Article 13 of the collective agreement is dedicated to rates of pay in road service other than passenger service. In that context I find it difficult to interpret article 13.6 as intended to describe the work jurisdiction of road switchers. Rather, it is in my view intended to describe the geographic areas within which road switcher service is intended to function and the related rates of compensation for that service. In should not, in my view, be interpreted as trumping the protections afforded to yard service in article 102.1 of the collective agreement.
However, for the reasons touched upon above, I can see nothing within the language of article 102.1 which would prevent the Company from directing one road switcher assignment from performing switching inside switching limits to the extent that that switching is entirely related to assembling a consist to be handled outside switching limits by another road switcher assignment.
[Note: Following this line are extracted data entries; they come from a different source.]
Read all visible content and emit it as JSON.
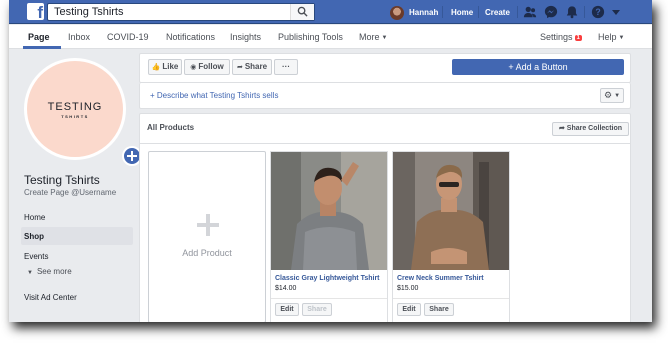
{
  "topbar": {
    "search_value": "Testing Tshirts",
    "user_name": "Hannah",
    "home_label": "Home",
    "create_label": "Create",
    "icons": [
      "friends-icon",
      "messenger-icon",
      "notifications-icon",
      "help-icon",
      "dropdown-icon"
    ]
  },
  "subnav": {
    "tabs": [
      "Page",
      "Inbox",
      "COVID-19",
      "Notifications",
      "Insights",
      "Publishing Tools",
      "More"
    ],
    "settings_label": "Settings",
    "settings_badge": "1",
    "help_label": "Help"
  },
  "profile": {
    "logo_main": "TESTING",
    "logo_sub": "TSHIRTS",
    "page_name": "Testing Tshirts",
    "handle": "Create Page @Username"
  },
  "left_nav": {
    "items": [
      "Home",
      "Shop",
      "Events"
    ],
    "see_more": "See more",
    "ad_center": "Visit Ad Center"
  },
  "actions": {
    "like": "Like",
    "follow": "Follow",
    "share": "Share",
    "more": "···",
    "add_button": "+ Add a Button",
    "describe": "Describe what Testing Tshirts sells"
  },
  "products": {
    "title": "All Products",
    "share_collection": "Share Collection",
    "add_product": "Add Product",
    "items": [
      {
        "name": "Classic Gray Lightweight Tshirt",
        "price": "$14.00",
        "edit": "Edit",
        "share": "Share"
      },
      {
        "name": "Crew Neck Summer Tshirt",
        "price": "$15.00",
        "edit": "Edit",
        "share": "Share"
      }
    ]
  },
  "colors": {
    "brand_blue": "#4267b2",
    "page_bg": "#e9ebee",
    "link_blue": "#365899"
  }
}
That work, in my view, does not fall within any of the categories of work identified as being exclusive to yard assignments in article 102.1 of the collective agreement.
The grievance must therefore be dismissed. I am satisfied that to the extent that the grievance focuses solely on the preparation of one road switcher assignment by another road switcher assignment relating to work which will ultimately involve the delivery of consists of cars in road switcher service beyond switching limits, no violation of the collective agreement is disclosed. For the purposes of clarity, however, the Arbitrator rejects the suggestion of the Company that by virtue of the language of article 13.6 of the collective agreement employees in road switcher service can be assigned to perform industrial service anywhere within a radius of thirty miles from the point at which its crew reports for duty. When all of these provisions of the collective agreement are read together, it is clear that any industrial work performed by road switcher assignments other than the assembly of road switcher consists must be performed outside switching limits. I conclude that the grievance cannot be allowed, not on the basis of the language of article 13.6, but rather because of my conclusion that the work assigned to Road Switcher assignment 582 on September 16, 2010 did not involve work executed in violation of article 102.1, which is to say that it did not involve work exclusive to yard assignments as defined in that article.